Die Einsatzkräfte müssen sich einige wichtige Fragen stellen: Wie viele Fahrzeuge sind beteiligt? Wie viele Personen müssen gerettet werden? Gibt es weitere Gefahren, etwa Feuer? Und wo sind die besten Zugänge? Bei einem Unfall wie in Matzelsdorf ist eine gründliche Absicherung der Einsatzstelle eine Selbstverständlichkeit. Hier zählt jede Sekunde, und die Prioritäten müssen klar gesetzt werden. Wer braucht zuerst Hilfe? Die Dynamik solcher Einsätze erfordert ständige Reevaluation.

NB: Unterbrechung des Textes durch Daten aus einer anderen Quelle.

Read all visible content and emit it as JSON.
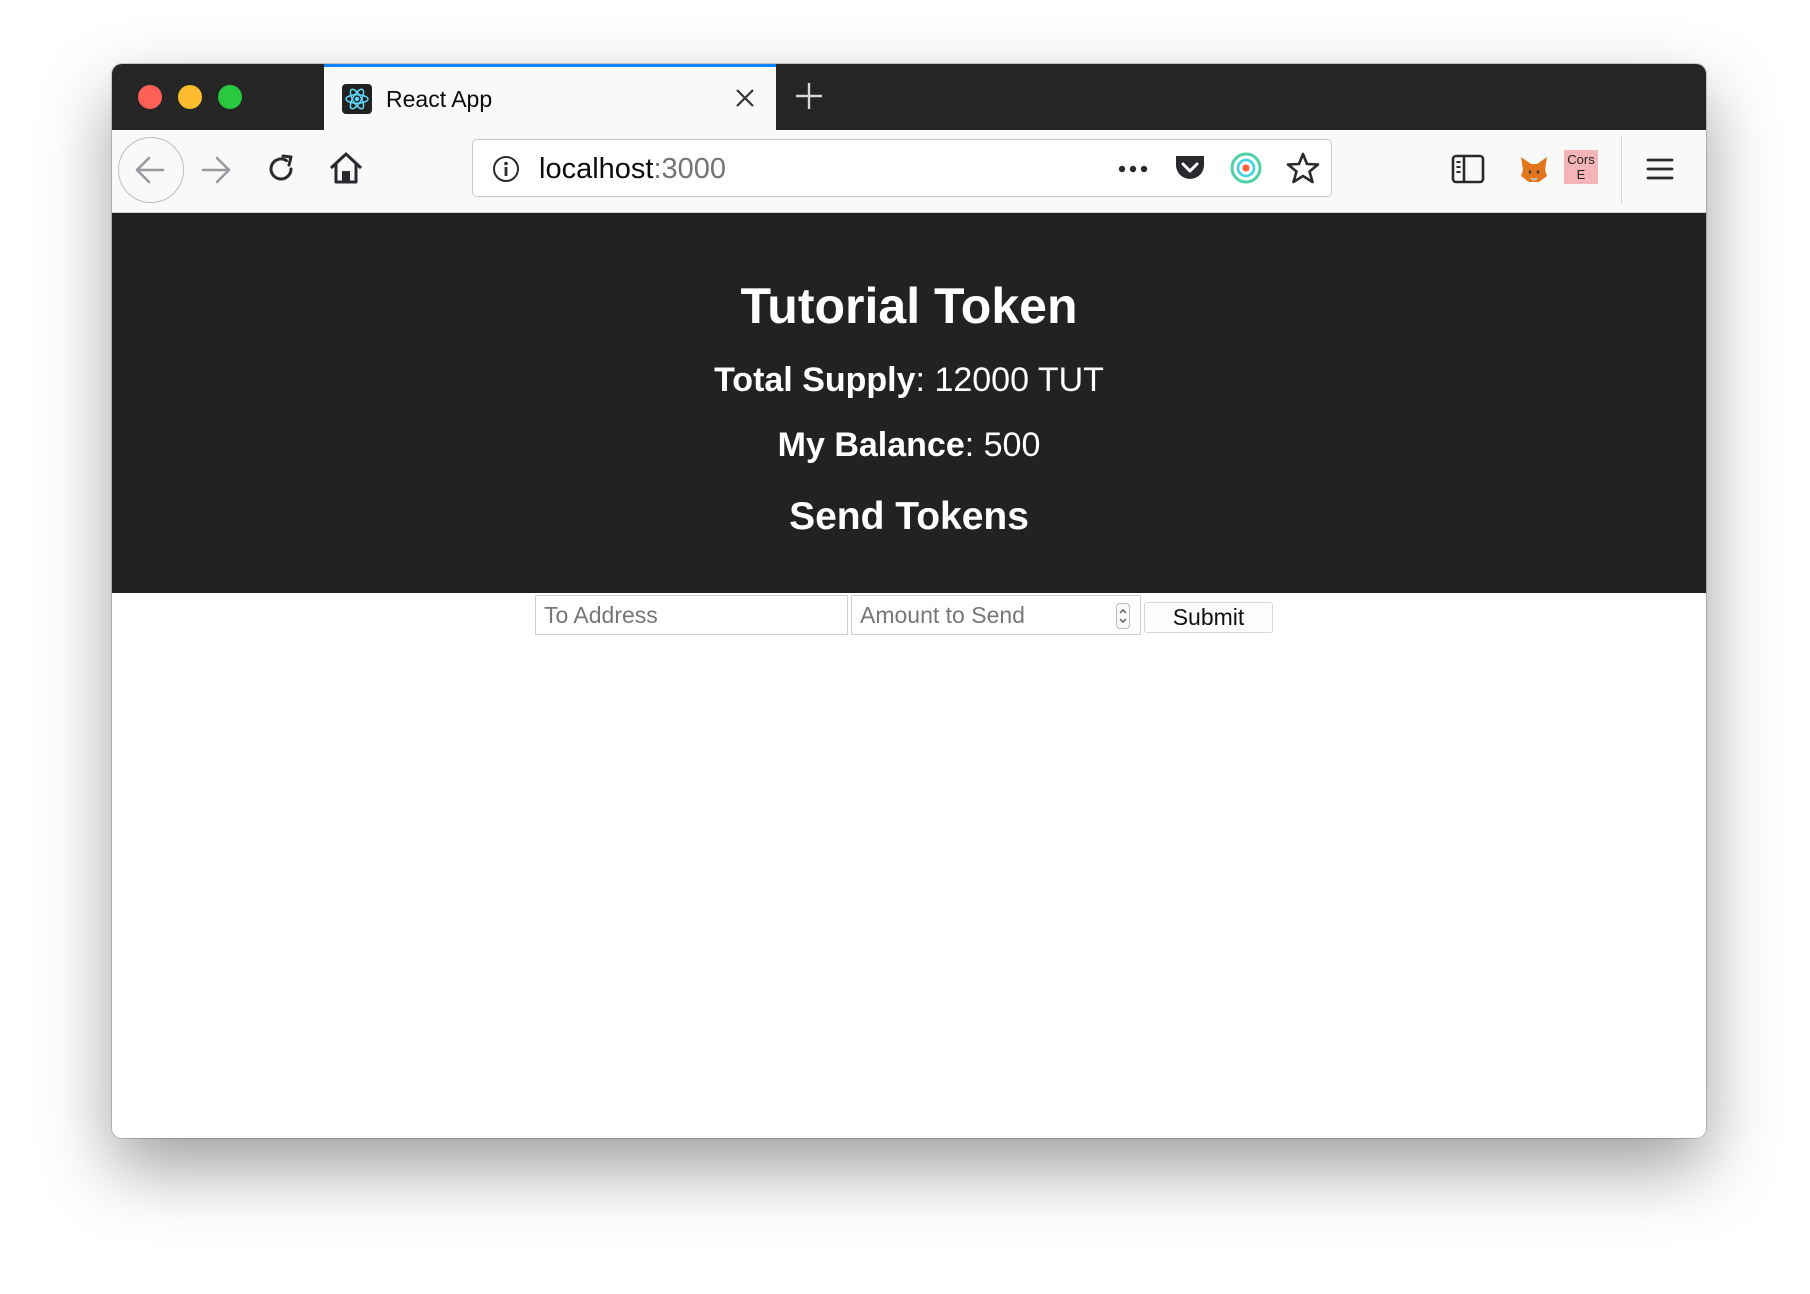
{
  "browser": {
    "tab": {
      "title": "React App"
    },
    "url": {
      "host": "localhost",
      "port": ":3000"
    },
    "extensions": {
      "cors_badge_line1": "Cors",
      "cors_badge_line2": "E"
    },
    "colors": {
      "tab_accent": "#0a84ff",
      "tabbar_bg": "#252526"
    }
  },
  "page": {
    "title": "Tutorial Token",
    "total_supply_label": "Total Supply",
    "total_supply_value": ": 12000 TUT",
    "balance_label": "My Balance",
    "balance_value": ": 500",
    "send_heading": "Send Tokens",
    "form": {
      "address_placeholder": "To Address",
      "amount_placeholder": "Amount to Send",
      "submit_label": "Submit"
    },
    "colors": {
      "header_bg": "#222222"
    }
  },
  "icons": [
    "react-favicon-icon",
    "close-tab-icon",
    "new-tab-icon",
    "back-arrow-icon",
    "forward-arrow-icon",
    "reload-icon",
    "home-icon",
    "site-info-icon",
    "page-actions-icon",
    "pocket-icon",
    "extension-ring-icon",
    "bookmark-star-icon",
    "sidebar-icon",
    "metamask-fox-icon",
    "hamburger-menu-icon"
  ]
}
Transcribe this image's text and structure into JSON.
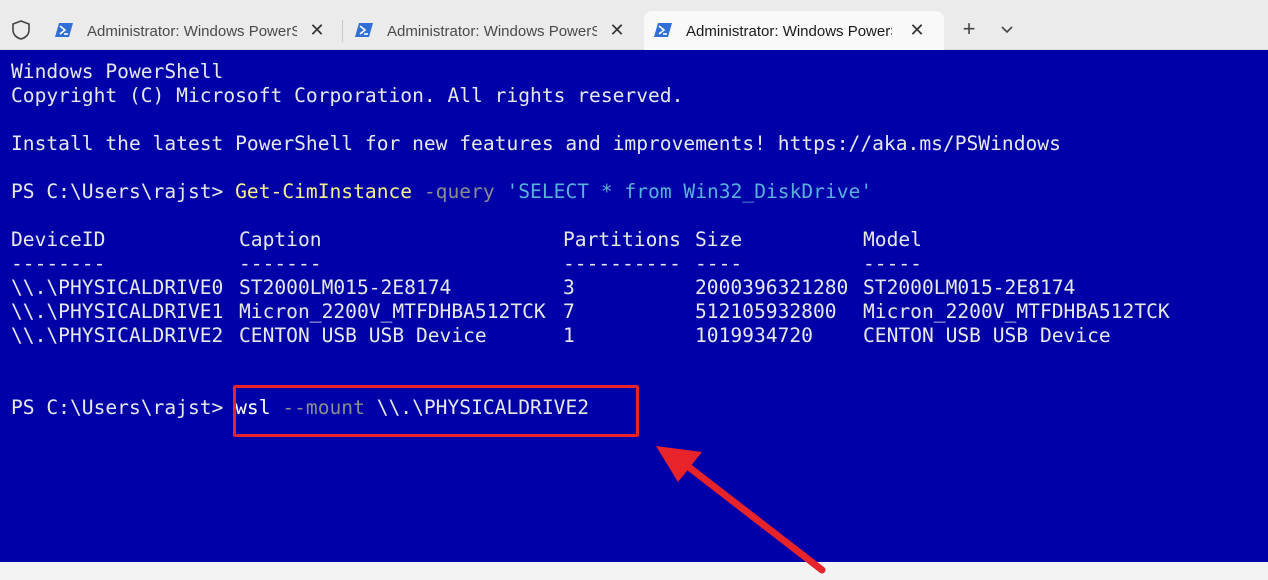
{
  "tabs": [
    {
      "title": "Administrator: Windows PowerShell",
      "close": "✕"
    },
    {
      "title": "Administrator: Windows PowerShell",
      "close": "✕"
    },
    {
      "title": "Administrator: Windows PowerShell",
      "close": "✕"
    }
  ],
  "tabbar": {
    "new_tab": "+"
  },
  "terminal": {
    "line1": "Windows PowerShell",
    "line2": "Copyright (C) Microsoft Corporation. All rights reserved.",
    "line3": "Install the latest PowerShell for new features and improvements! https://aka.ms/PSWindows",
    "cmd1": {
      "prompt": "PS C:\\Users\\rajst> ",
      "name": "Get-CimInstance",
      "param": " -query",
      "arg": " 'SELECT * from Win32_DiskDrive'"
    },
    "table": {
      "headers": [
        "DeviceID",
        "Caption",
        "Partitions",
        "Size",
        "Model"
      ],
      "underlines": [
        "--------",
        "-------",
        "----------",
        "----",
        "-----"
      ],
      "rows": [
        [
          "\\\\.\\PHYSICALDRIVE0",
          "ST2000LM015-2E8174",
          "3",
          "2000396321280",
          "ST2000LM015-2E8174"
        ],
        [
          "\\\\.\\PHYSICALDRIVE1",
          "Micron_2200V_MTFDHBA512TCK",
          "7",
          "512105932800",
          "Micron_2200V_MTFDHBA512TCK"
        ],
        [
          "\\\\.\\PHYSICALDRIVE2",
          "CENTON USB USB Device",
          "1",
          "1019934720",
          "CENTON USB USB Device"
        ]
      ]
    },
    "cmd2": {
      "prompt": "PS C:\\Users\\rajst> ",
      "name": "wsl",
      "param": " --mount",
      "arg": " \\\\.\\PHYSICALDRIVE2"
    }
  },
  "colors": {
    "terminal_bg": "#0000a8",
    "command_name": "#f7f18a",
    "parameter": "#8d8d8d",
    "string_arg": "#57b2dc",
    "annotation_red": "#e8232a"
  },
  "icons": [
    "shield-icon",
    "powershell-icon",
    "close-icon",
    "plus-icon",
    "chevron-down-icon",
    "arrow-annotation"
  ]
}
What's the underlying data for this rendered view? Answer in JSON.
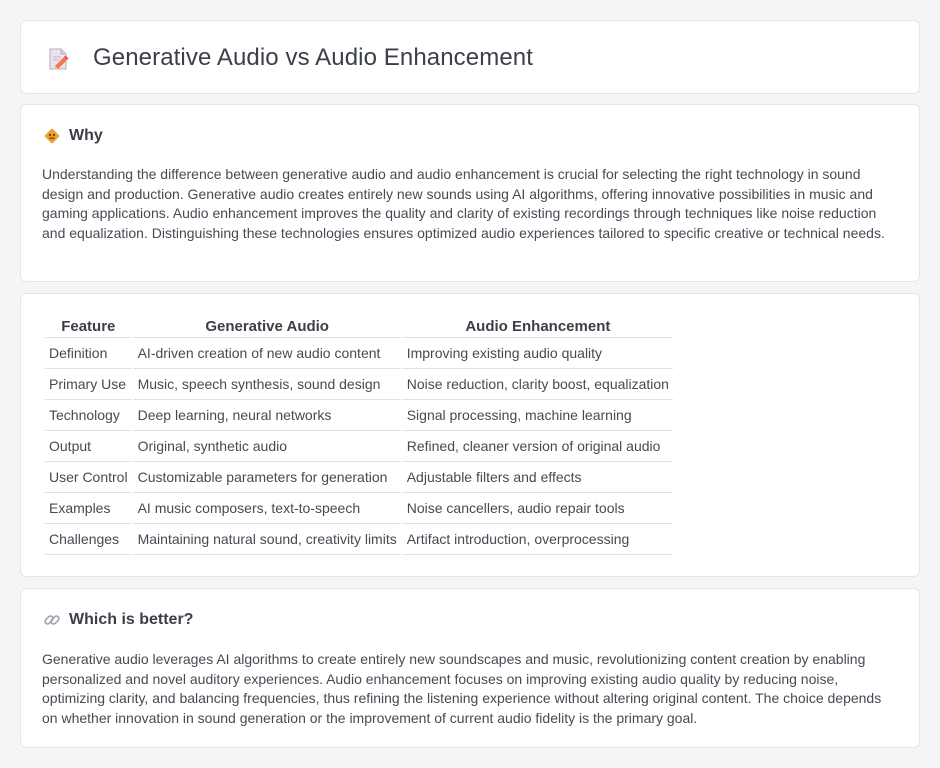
{
  "header": {
    "title": "Generative Audio vs Audio Enhancement",
    "icon": "document-pencil-icon"
  },
  "why": {
    "title": "Why",
    "icon": "diamond-sign-icon",
    "body": "Understanding the difference between generative audio and audio enhancement is crucial for selecting the right technology in sound design and production. Generative audio creates entirely new sounds using AI algorithms, offering innovative possibilities in music and gaming applications. Audio enhancement improves the quality and clarity of existing recordings through techniques like noise reduction and equalization. Distinguishing these technologies ensures optimized audio experiences tailored to specific creative or technical needs."
  },
  "comparison": {
    "headers": [
      "Feature",
      "Generative Audio",
      "Audio Enhancement"
    ],
    "rows": [
      [
        "Definition",
        "AI-driven creation of new audio content",
        "Improving existing audio quality"
      ],
      [
        "Primary Use",
        "Music, speech synthesis, sound design",
        "Noise reduction, clarity boost, equalization"
      ],
      [
        "Technology",
        "Deep learning, neural networks",
        "Signal processing, machine learning"
      ],
      [
        "Output",
        "Original, synthetic audio",
        "Refined, cleaner version of original audio"
      ],
      [
        "User Control",
        "Customizable parameters for generation",
        "Adjustable filters and effects"
      ],
      [
        "Examples",
        "AI music composers, text-to-speech",
        "Noise cancellers, audio repair tools"
      ],
      [
        "Challenges",
        "Maintaining natural sound, creativity limits",
        "Artifact introduction, overprocessing"
      ]
    ]
  },
  "better": {
    "title": "Which is better?",
    "icon": "link-icon",
    "body": "Generative audio leverages AI algorithms to create entirely new soundscapes and music, revolutionizing content creation by enabling personalized and novel auditory experiences. Audio enhancement focuses on improving existing audio quality by reducing noise, optimizing clarity, and balancing frequencies, thus refining the listening experience without altering original content. The choice depends on whether innovation in sound generation or the improvement of current audio fidelity is the primary goal."
  },
  "colors": {
    "background": "#f4f5f7",
    "card": "#ffffff",
    "border": "#e2e5ea",
    "accent_orange": "#f0a030"
  }
}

Die Planung macht den Unterschied
Die Planung, die auf der Erkundung und Analyse basiert, ist ein weiterer wichtiger Schritt. Da wird entschieden, wie die Rettung am besten vonstattengeht. Taktische Überlegungen sind entscheidend – etwa wie man sich den eingeklemmten Personen am besten nähert. Und auch die Logistik spielt eine große Rolle. Schließlich muss der Transport der Verletzten nach der Rettung gut organisiert sein. Es ist ein bisschen wie ein gut geöltes Uhrwerk, bei dem alles ineinandergreifen muss.
Die Feuerwehrleute müssen auch darauf achten, dass die Unfallfahrzeuge stabilisiert werden, während sie die verletzten Personen befreien. Sicherheitsvorkehrungen sind das A und O, denn es kann immer etwas Unvorhergesehenes passieren. Und die Umweltgefahren, wie etwa auslaufende Betriebsstoffe, müssen ebenfalls frühzeitig erkannt werden. Das ist eine Menge Verantwortung, die auf den Schultern der Einsatzkräfte lastet.
Die Ereignisse in Matzelsdorf zeigen einmal mehr, wie wichtig die Arbeit der Freiwilligen Feuerwehren ist. Sie sind nicht nur Retter in der Not, sondern auch die ersten, die sich den Herausforderungen stellen, die das Leben manchmal so mit sich bringt. Am Ende des Tages sind es die Menschen, die zählen – sowohl die, die gerettet werden müssen, als auch die, die bereit sind, alles zu geben, um zu helfen.